Je suis rassurée de voir que je ne suis pas la seule à tiquer sur la banalisation et la désacralisation du sexe comme réponse à ce type de comportements. On ne parle pas ici d'une femme qui aurait été surprise involontairement en pleins ébats et vue comme une "nympho", "chaudasse" ou je ne sais trop quoi ensuite. On parle d'hommes qui voleraient l'image d'une femme (qu'elle soit célèbre ou non ne change absolument rien au problème) pour faire croire à des faits inventés dans le but de lui nuire. Il s'agit de harcèlement misogyne, de vol d'image et de diffamation. Et même si le but n'est pas de nuire et que le caractère factice de l'image est notifié, l'utilisation de l'image d'autrui sans son consentement demeure.
Quoi qu'on en dise, le sexe peut être quelque chose de banal mais il peut aussi être très intime. Et dans les faits, il est souvent intime. Comme dit plus haut par
@Khyra , une victime de viol sera dans la grande majorité des cas plus traumatisée que quelqu'un à qui on a forcé la main pour manger un gâteau, regarder un film ou faire une partie de baby-foot. On peut concevoir le sexe comme quelque chose d'intime, ou même l'éviter (asexuel-le-s, notamment) et demander à ce qu'on respecte sa conception de la sexualité. Si je n'ai pas envie que des images de moi au milieu d'un bukake circulent sur Internet, c'est mon choix, que ces images soient réelles ou bien le fruit d'un montage, que la situation ait déjà eu lieu ou non, et que j'aime cette pratique ou non, là n'est pas la question. C'est mon image, mon visage, il m'appartient et personne n'a le droit de l'utiliser selon son bon vouloir sans se préoccuper de mon avis. Le parallèle avec le fantasme me parait assez loin du problème lui aussi. Imaginer son voisin tout nu, ça n'est pas la même chose que de prendre des photos de lui à son insu à travers la fenêtre pendant qu'il se déshabille et les poster sur Internet. Il y a l'imagination et la réalité, la sphère privée et la sphère pubique.

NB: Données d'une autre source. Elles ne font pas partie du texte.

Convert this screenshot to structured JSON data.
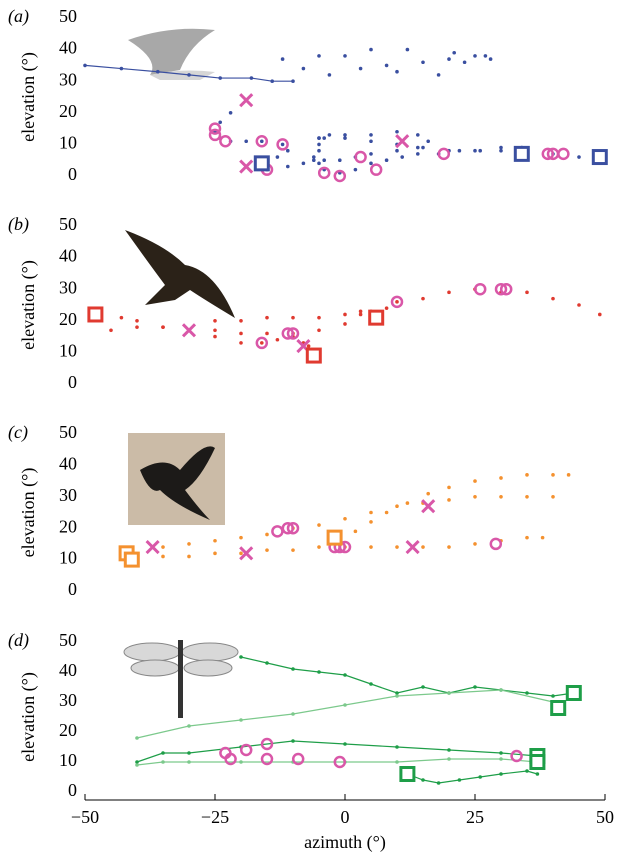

De plus, je ne pense pas que dans le cas d'un acte intrusif et potentiellement réalisé dans le but de nuire, la solution soit de se convaincre que ça n'est pas grave. Dans le cas du revenge porn, doit-on conseiller aux victimes d'assumer leur sexualité et de poster des nudes sur Instagram pour se réapproprier leur corps ou condamner la divulgation des images, et les laisser décider sans les influencer si elles veulent poster des nudes par la suite ou non ? Quand on se fait frapper par quelqu'un-e avec une barre de fer, lui demande-t-on d'utiliser une batte en mousse à la place ou bien simplement d'arrêter ? Doit-on rendre l'agression moins douloureuse ou tenter d'y mettre un terme ?
Pour transposer la situation à un autre type de délit, face à une recrudescence de cambriolages (en vue de recel, je ne parle pas de voler pour manger) répondrait-on par la remise en question de la propriété privée ? J'ai beau préférer le collectivisme à la propriété privée, le fait d'enlever un bien à autrui pour son profit personnel reste un acte immoral et condamnable. Le problème de la situation qui est décrite dans l'article n'est pas le fait que l'on soit outré devant les images sexualisées d'une femme, mais que des hommes se permettent de faire ce qu'ils veulent des femmes parce qu'elles sont femmes. Si le tabou de notre société était la pratique du macramé, on créerait des montages de femmes qui font du macramé. Alors à moins de banaliser et de "désacraliser" chaque pan de notre existence jusqu'à un rien à battre absolu, je pense qu'il faudrait trouver une autre solution.